Thor v. Waldstein ist nach eigenen Angaben kein Intellektueller. Neben einigen Vorzügen bringt das mit sich, daß es so etwas wie ein in sich geschlossenes Hauptwerk dieses eigenwilligen Kopfes nicht gibt. Wer sich – wie einst der Autor dieser Zeilen – getrieben von einigen Texthappen oder gar seinem unvergeßlichen Vortragsstil auf der Suche nach mehr befand, graste deshalb bisher die spärlichen Einträge seiner Suchmaschine ab oder mußte sich mit einer kleinen Handvoll sehr spezieller Einzelmonographien (Beutewert des Staates, Metapolitik, Binnenschiffahrtsrecht) begnügen. Es ist daher sehr zu begrüßen, daß nun eine Sammlung aktualisierter Aufsätze v.

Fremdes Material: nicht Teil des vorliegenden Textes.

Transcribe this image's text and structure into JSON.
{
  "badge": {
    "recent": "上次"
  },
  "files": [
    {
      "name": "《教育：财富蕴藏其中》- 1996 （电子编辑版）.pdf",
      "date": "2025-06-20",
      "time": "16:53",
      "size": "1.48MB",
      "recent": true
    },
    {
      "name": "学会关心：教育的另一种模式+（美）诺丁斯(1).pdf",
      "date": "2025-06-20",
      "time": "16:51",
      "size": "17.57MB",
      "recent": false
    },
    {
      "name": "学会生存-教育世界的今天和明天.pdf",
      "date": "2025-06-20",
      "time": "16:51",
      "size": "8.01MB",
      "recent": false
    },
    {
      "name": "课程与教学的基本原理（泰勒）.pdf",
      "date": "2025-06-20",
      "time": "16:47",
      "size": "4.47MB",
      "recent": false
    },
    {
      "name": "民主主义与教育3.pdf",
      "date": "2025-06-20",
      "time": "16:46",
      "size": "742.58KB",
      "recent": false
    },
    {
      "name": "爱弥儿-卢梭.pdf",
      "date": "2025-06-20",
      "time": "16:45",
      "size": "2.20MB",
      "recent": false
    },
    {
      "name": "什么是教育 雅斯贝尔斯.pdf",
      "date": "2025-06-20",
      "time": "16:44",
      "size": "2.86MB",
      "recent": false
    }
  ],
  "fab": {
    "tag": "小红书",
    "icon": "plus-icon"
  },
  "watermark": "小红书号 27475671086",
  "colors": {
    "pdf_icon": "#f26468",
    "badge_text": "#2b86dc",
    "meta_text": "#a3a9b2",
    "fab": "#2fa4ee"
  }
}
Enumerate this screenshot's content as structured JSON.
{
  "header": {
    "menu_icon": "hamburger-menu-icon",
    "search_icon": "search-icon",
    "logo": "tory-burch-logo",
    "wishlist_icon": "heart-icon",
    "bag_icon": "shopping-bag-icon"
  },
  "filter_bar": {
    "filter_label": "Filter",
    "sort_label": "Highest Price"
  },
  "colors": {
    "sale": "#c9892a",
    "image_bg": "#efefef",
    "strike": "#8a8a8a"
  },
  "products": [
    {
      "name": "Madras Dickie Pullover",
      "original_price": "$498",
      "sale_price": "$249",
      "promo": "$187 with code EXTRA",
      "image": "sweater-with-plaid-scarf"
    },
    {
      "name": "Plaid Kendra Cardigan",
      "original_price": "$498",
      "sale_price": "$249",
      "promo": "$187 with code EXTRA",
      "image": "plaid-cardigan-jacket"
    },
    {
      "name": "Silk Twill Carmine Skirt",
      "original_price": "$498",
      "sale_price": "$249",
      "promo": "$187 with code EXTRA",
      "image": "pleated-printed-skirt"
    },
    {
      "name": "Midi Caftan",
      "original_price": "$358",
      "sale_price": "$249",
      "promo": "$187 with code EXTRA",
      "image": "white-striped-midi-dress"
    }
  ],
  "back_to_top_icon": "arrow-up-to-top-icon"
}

Waldsteins aus fast drei Jahrzehnten vorliegt.
Daß Deutschland endlich wieder eine politisch handlungsfähige, vor allem aber handlungswillige Nation werde und »das zweifelhafte Vergnügen, das bundesdeutsche Elend in einem circa 40 Jahre lang währenden Horrorfilm zu verfolgen«, endlich ein Ende habe, ist der einzige Daseinsgrund dieses Buches. Wer nach der Lektüre immer noch nicht verstanden hat, warum der Liberalismus dazu erst in hohem Bogen auf den Müllhaufen der Geschichte fliegen muß, dem ist nicht zu helfen. Eine Weltanschauung, die ihre antipolitischen Gesellschaftsentwürfe auf die pflichtenlosen Rechte des einzelnen gründet und sich zum Kitten der selbstverschuldeten Risse auf sämtliche menschlichen Schwächen verlegt, kann nicht die Grundlage einer sich selbst behauptenden Nation sein.
Die derzeitige Lage unserer Nation wird im Parforceritt einer schonungslosen Musterung unterworfen. Thor v. Waldsteins Sprachgewalt sorgt dafür, daß sich auch die deprimierendsten Absätze mit Vergnügen lesen lassen. Für die meisten Leser dürfte eine aus der Perspektive des langjährig praktizierenden Anwalts geschriebene Lagebeurteilung des gegenwärtigen bundesdeutschen Justizsystems von besonderem Interesse sein.
Fünf Porträts herausragender Denker der letzten Jahrzehnte runden den Band ab und laden gerade den jungen Leser ein, das politische Denken auf eigene Faust zu erlernen. Überhaupt finden sich in den Literaturverweisen zwischen den Quellennachweisen immer wieder verborgene Schätze.
Weniger erfreulich ist hingegen, daß der 1959 geborene Autor zu denjenigen Nationalkonservativen der alten Bundesrepublik zählt, die noch immer nicht verwunden haben, daß die Wiedervereinigung 1990 durch eine Politik konsequenter Westbindung erreicht wurde. Dieses Ressentiment schlägt sich in einem prinzipiellen Antiamerikanismus nieder, der schlecht zu einem Denken paßt, dessen einziger Maßstab das deutsche Nationalinteresse sein will. Wenn das zu der Behauptung führt, die Mitteldeutschen hätten am 9. November 1989 »als erste das kommunistische Joch abgeworfen«, dann ist das noch harmlose Mystifizierung.
Ernst wird es, wenn um des alten Grolls willen neue Feindlagen nicht mehr angemessen erkannt werden. Thor v. Waldstein ist der letzte, der die Gefahren des demographischen Austauschs kleinreden würde. Deshalb wirken seine Versuche, durch die kulturgeschichtliche Hintertür auch an dieser Front den Yankee zum Hauptfeind zu erklären, gerade bei einem so politischen Kopf befremdlich. Glücklicherweise bleibt es bei dieser Idiosynkrasie, so daß sich zum Trost ein Aufsatz über die geopolitischen Chancen Deutschlands im asiatischen 21. Jahrhundert mit Gewinn lesen läßt.